Pascal a fait plusieurs métiers avant de succomber, la quarantaine approchant, à un rêve de jeunesse, tandis que Guy a réalisé son vœu d’être indépendant à sa deuxième tentative.
Pascal :
Je me souviens qu’à l’âge de 20 ans, l’idée de création m’habitait déjà. J’aime les challenges et la prise de risque. Je ne suis pas formaté pour les horaires de bureau. Je veux pouvoir garder ma liberté de pensée et d’expression. Tous les métiers que j’ai exercés auparavant m’ont donné cette indépendance : j’ai été caviste, banquier, ouvrier vigneron, vendeur automobile. J’attendais simplement de rencontrer un domaine où je pourrais me mettre à mon compte. Ne pas connaître cette expérience aurait été frustrant pour moi. J’aurais eu le sentiment de passer à côté d’un rêve et, quelque part, de subir ma vie.
J’ai eu un avant-goût de la création d’entreprise grâce à la multinationale qui m’a employé pendant dix-sept ans. Elle m’avait confié l’installation d’une filiale développant une nouvelle activité. Cette expérience m’a montré que j’étais capable de repartir de zéro, de me remettre en question et d’enfiler le bleu de travail tous les matins. Elle m’a donné une grande confiance en moi.
Ensuite, ce sont les circonstances qui ont permis que, avec un ancien collègue, Guy Diouy, j’aie pu créer mon entreprise. Ma maîtrise de gestion, passée lorsque j’étais salarié, m’a beaucoup servi.
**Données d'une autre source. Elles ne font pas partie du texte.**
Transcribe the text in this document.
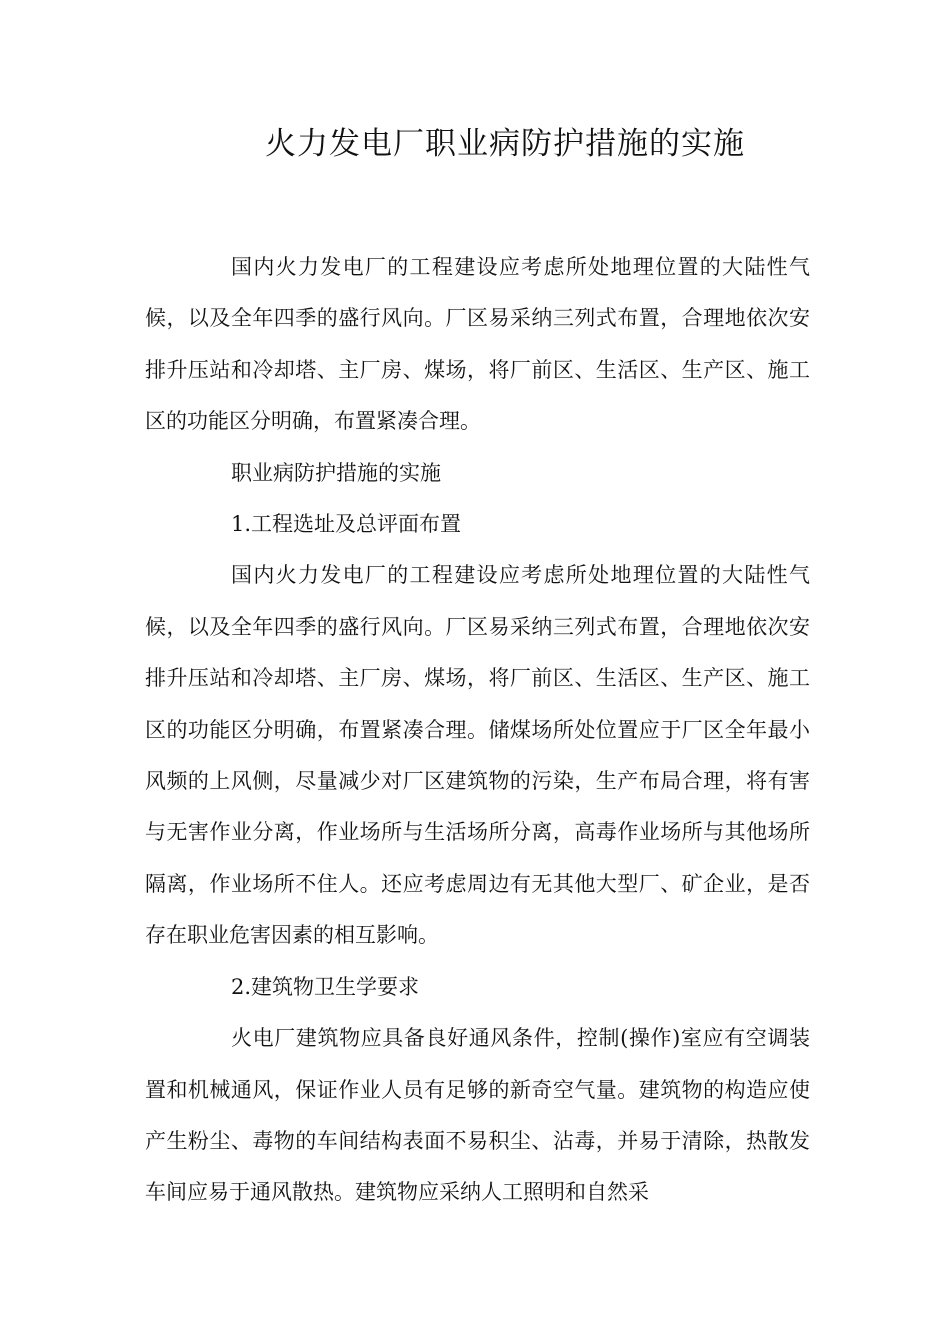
火力发电厂职业病防护措施的实施

国内火力发电厂的工程建设应考虑所处地理位置的大陆性气候，以及全年四季的盛行风向。厂区易采纳三列式布置，合理地依次安排升压站和冷却塔、主厂房、煤场，将厂前区、生活区、生产区、施工区的功能区分明确，布置紧凑合理。

职业病防护措施的实施

1.工程选址及总评面布置

国内火力发电厂的工程建设应考虑所处地理位置的大陆性气候，以及全年四季的盛行风向。厂区易采纳三列式布置，合理地依次安排升压站和冷却塔、主厂房、煤场，将厂前区、生活区、生产区、施工区的功能区分明确，布置紧凑合理。储煤场所处位置应于厂区全年最小风频的上风侧，尽量减少对厂区建筑物的污染，生产布局合理，将有害与无害作业分离，作业场所与生活场所分离，高毒作业场所与其他场所隔离，作业场所不住人。还应考虑周边有无其他大型厂、矿企业，是否存在职业危害因素的相互影响。

2.建筑物卫生学要求

火电厂建筑物应具备良好通风条件，控制(操作)室应有空调装置和机械通风，保证作业人员有足够的新奇空气量。建筑物的构造应使产生粉尘、毒物的车间结构表面不易积尘、沾毒，并易于清除，热散发车间应易于通风散热。建筑物应采纳人工照明和自然采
Mon associé et moi avons également bénéficié de l’Accre, d’une subvention de 7 500 euros de la Région (dispositif Envol), d’un prix du même montant gagné au Reims Créator, et enfin des avantages de la pépinière d’entreprises où nous sommes installés. Je n’oublie pas le soutien de mon entourage, qui est un facteur important.
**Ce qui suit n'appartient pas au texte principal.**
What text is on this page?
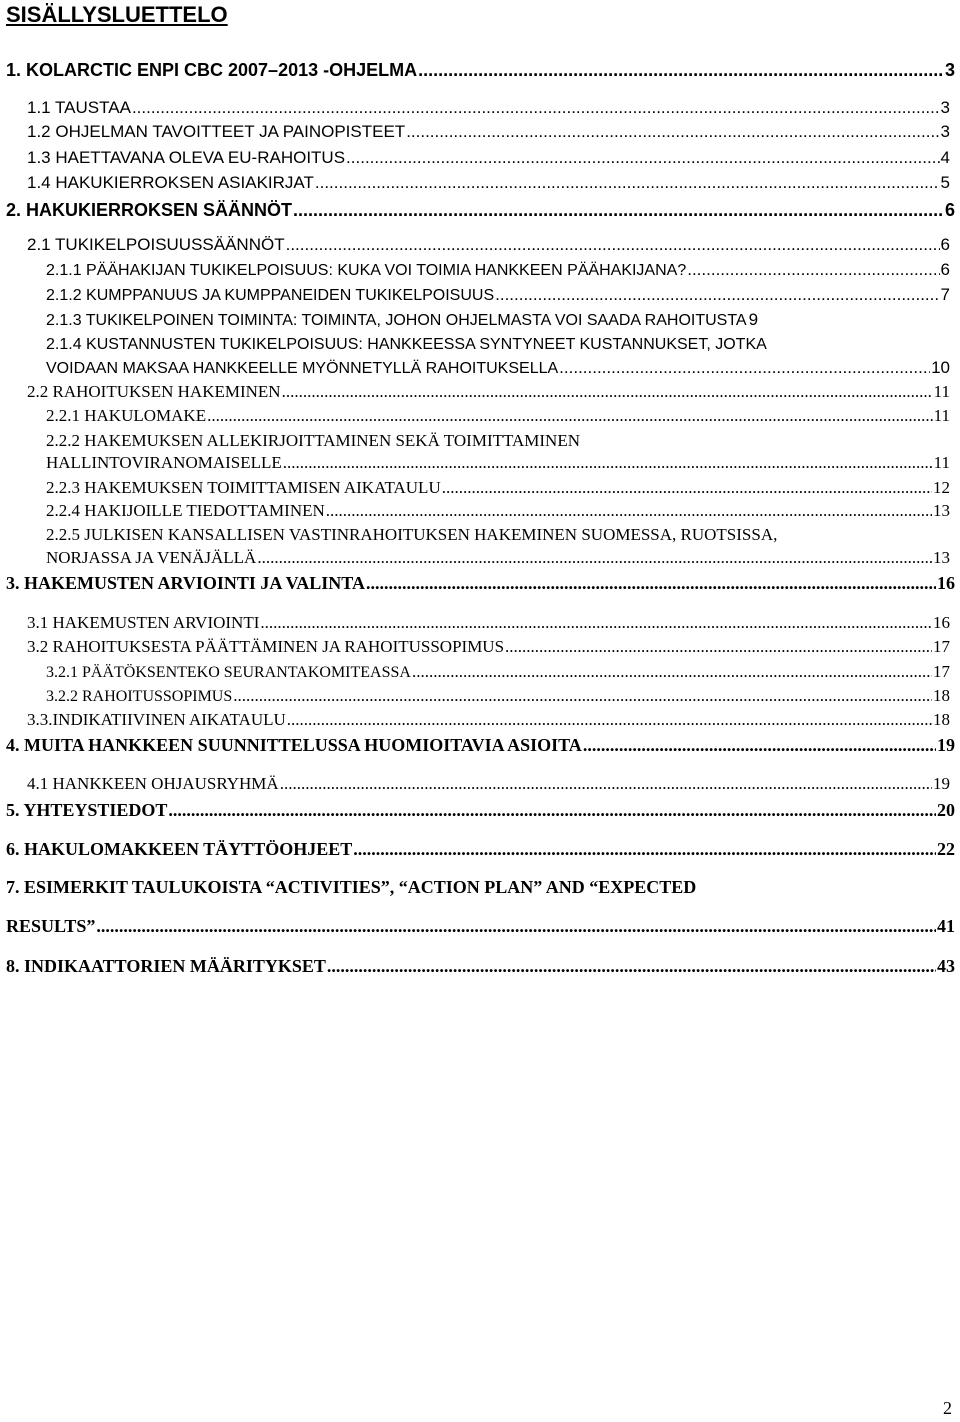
SISÄLLYSLUETTELO
1. KOLARCTIC ENPI CBC 2007–2013 -OHJELMA .....	3
1.1 TAUSTAA .....	3
1.2 OHJELMAN TAVOITTEET JA PAINOPISTEET .....	3
1.3 HAETTAVANA OLEVA EU-RAHOITUS .....	4
1.4 HAKUKIERROKSEN ASIAKIRJAT .....	5
2. HAKUKIERROKSEN SÄÄNNÖT .....	6
2.1 TUKIKELPOISUUSSÄÄNNÖT .....	6
2.1.1 PÄÄHAKIJAN TUKIKELPOISUUS: KUKA VOI TOIMIA HANKKEEN PÄÄHAKIJANA? .....	6
2.1.2 KUMPPANUUS JA KUMPPANEIDEN TUKIKELPOISUUS .....	7
2.1.3 TUKIKELPOINEN TOIMINTA: TOIMINTA, JOHON OHJELMASTA VOI SAADA RAHOITUSTA 9
2.1.4 KUSTANNUSTEN TUKIKELPOISUUS: HANKKEESSA SYNTYNEET KUSTANNUKSET, JOTKA
VOIDAAN MAKSAA HANKKEELLE MYÖNNETYLLÄ RAHOITUKSELLA .....	10
2.2 RAHOITUKSEN HAKEMINEN .....	11
2.2.1 HAKULOMAKE .....	11
2.2.2 HAKEMUKSEN ALLEKIRJOITTAMINEN SEKÄ TOIMITTAMINEN
HALLINTOVIRANOMAISELLE .....	11
2.2.3 HAKEMUKSEN TOIMITTAMISEN AIKATAULU .....	12
2.2.4 HAKIJOILLE TIEDOTTAMINEN .....	13
2.2.5 JULKISEN KANSALLISEN VASTINRAHOITUKSEN HAKEMINEN SUOMESSA, RUOTSISSA,
NORJASSA JA VENÄJÄLLÄ .....	13
3. HAKEMUSTEN ARVIOINTI JA VALINTA .....	16
3.1 HAKEMUSTEN ARVIOINTI .....	16
3.2 RAHOITUKSESTA PÄÄTTÄMINEN JA RAHOITUSSOPIMUS .....	17
3.2.1 PÄÄTÖKSENTEKO SEURANTAKOMITEASSA .....	17
3.2.2 RAHOITUSSOPIMUS .....	18
3.3.INDIKATIIVINEN AIKATAULU .....	18
4. MUITA HANKKEEN SUUNNITTELUSSA HUOMIOITAVIA ASIOITA .....	19
4.1 HANKKEEN OHJAUSRYHMÄ .....	19
5. YHTEYSTIEDOT .....	20
6. HAKULOMAKKEEN TÄYTTÖOHJEET .....	22
7. ESIMERKIT TAULUKOISTA “ACTIVITIES”, “ACTION PLAN” AND “EXPECTED
RESULTS” .....	41
8. INDIKAATTORIEN MÄÄRITYKSET .....	43
2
Une grande force de caractère, l’adaptabilité et la flexibilité me semblent être des ingrédients indispensables à la création d’entreprise. La priorité, c’est l’entreprise. En retour, il est extrêmement gratifiant de participer à la vie économique de la région, de créer de la richesse et des emplois.
Créer, c’est magnifique !
Guy :
J’ai toujours été indépendant dans l’âme, c’est-à-dire que je travaillais pour mes employeurs comme si c’était pour moi, sans compter mes heures.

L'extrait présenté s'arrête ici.